Mycobacterium Phylogeny Influences on Prophage Frequency
To test if NTM draft genomes with prophages are more evolutionarily similar to each other than to NTM draft genomes without prophage, we performed a PERMANOVA test of phylogenetic distance metrics. The genome wide genetic distances of M.abscessus subsp. abscessus draft genomes are more similar within the groups: with and without prophages, than between groups (F = 2.17, p = 0.026, PERMANOVA). Supplementary Figure 2 displays the distribution of prophages in M. abscessus subsp. abscessus and M. abscessus subsp. bolletti in the context of the bacterial phylogeny. The distributions of predicted prophages in other species are shown in Supplementary Figures 3 and 4.

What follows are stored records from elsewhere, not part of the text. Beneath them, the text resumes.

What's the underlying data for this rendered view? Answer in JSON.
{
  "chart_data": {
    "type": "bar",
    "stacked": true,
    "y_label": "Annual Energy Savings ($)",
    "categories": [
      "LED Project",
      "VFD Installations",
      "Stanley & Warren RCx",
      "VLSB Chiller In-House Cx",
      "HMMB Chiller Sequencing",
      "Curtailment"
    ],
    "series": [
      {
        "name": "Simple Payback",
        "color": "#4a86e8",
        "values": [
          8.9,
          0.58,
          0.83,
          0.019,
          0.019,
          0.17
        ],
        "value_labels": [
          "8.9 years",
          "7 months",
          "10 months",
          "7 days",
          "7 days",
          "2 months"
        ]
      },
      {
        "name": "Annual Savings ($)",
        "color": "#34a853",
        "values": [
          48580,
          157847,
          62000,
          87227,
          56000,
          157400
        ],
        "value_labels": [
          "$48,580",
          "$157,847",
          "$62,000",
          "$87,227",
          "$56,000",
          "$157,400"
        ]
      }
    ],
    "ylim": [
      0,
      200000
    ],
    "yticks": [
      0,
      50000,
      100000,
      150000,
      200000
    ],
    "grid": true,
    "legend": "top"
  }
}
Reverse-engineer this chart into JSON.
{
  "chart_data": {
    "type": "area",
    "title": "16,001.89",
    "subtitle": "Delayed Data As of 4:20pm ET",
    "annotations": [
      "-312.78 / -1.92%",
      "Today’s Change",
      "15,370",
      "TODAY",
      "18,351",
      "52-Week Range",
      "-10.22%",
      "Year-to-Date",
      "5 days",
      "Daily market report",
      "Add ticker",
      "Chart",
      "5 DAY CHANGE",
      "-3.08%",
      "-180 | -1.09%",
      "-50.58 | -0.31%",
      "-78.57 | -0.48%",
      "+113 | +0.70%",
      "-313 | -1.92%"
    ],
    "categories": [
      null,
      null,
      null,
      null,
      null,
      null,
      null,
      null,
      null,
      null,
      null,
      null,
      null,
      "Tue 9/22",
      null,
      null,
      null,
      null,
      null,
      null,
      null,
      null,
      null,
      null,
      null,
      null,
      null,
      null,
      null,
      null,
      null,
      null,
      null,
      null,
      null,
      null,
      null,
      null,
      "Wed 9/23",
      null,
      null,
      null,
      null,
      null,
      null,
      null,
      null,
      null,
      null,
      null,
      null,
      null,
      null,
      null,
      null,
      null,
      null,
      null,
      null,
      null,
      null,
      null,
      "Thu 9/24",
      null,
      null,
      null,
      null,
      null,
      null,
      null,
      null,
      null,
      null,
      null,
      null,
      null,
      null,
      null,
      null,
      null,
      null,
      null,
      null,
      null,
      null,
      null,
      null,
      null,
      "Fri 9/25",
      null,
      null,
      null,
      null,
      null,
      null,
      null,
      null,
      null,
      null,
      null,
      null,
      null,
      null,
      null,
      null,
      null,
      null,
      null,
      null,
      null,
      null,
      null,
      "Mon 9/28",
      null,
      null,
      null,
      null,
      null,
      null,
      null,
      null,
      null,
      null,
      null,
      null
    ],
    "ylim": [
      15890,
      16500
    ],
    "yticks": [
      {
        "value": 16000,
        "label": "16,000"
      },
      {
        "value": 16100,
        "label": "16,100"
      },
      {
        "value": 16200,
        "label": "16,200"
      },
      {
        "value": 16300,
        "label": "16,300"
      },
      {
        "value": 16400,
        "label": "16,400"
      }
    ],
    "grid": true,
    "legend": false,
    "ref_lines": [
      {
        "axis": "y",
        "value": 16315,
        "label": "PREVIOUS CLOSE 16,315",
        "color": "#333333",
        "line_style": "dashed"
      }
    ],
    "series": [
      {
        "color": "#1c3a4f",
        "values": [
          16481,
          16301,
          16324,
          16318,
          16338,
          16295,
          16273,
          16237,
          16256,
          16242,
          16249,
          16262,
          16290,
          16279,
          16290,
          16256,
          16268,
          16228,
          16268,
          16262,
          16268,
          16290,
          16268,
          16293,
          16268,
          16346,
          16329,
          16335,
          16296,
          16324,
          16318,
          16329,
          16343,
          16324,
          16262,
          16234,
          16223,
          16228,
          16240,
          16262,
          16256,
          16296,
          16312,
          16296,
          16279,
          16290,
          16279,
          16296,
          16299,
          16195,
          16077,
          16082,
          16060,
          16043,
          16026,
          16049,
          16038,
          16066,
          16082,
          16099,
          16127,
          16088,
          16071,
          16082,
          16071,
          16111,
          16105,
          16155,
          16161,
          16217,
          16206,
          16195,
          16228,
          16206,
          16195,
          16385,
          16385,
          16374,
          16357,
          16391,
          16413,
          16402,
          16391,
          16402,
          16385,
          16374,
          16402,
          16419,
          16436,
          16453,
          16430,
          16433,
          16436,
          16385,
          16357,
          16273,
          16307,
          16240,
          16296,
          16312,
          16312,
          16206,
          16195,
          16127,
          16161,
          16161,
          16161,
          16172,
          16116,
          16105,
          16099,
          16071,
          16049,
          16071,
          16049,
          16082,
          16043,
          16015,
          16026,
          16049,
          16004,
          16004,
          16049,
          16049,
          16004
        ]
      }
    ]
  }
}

CRISPR elements have the capability to protect a bacterium against prophage integration. CRISPR elements were present in only 4 of the 53 (7.5%) complete genomes and 12 of the 182 (6.6%) draft genomes. Presence of CRISPR elements was not associated with the number of prophages (H=0.0092, p=0.92, Kruskal-Wallis). The abundance of tRNAs in the mycobacterial genomes was significantly different by growth rate with slowly growing mycobacterial species having a greater number of tRNAs (H=89.43, p=3.18e-21, Kruskal-Wallis). In addition, the relationship of tRNAs and prophage frequency corrected by species reveals a positive linear correlation only in M. abscessus (R2=0.34, p=3.21e-4).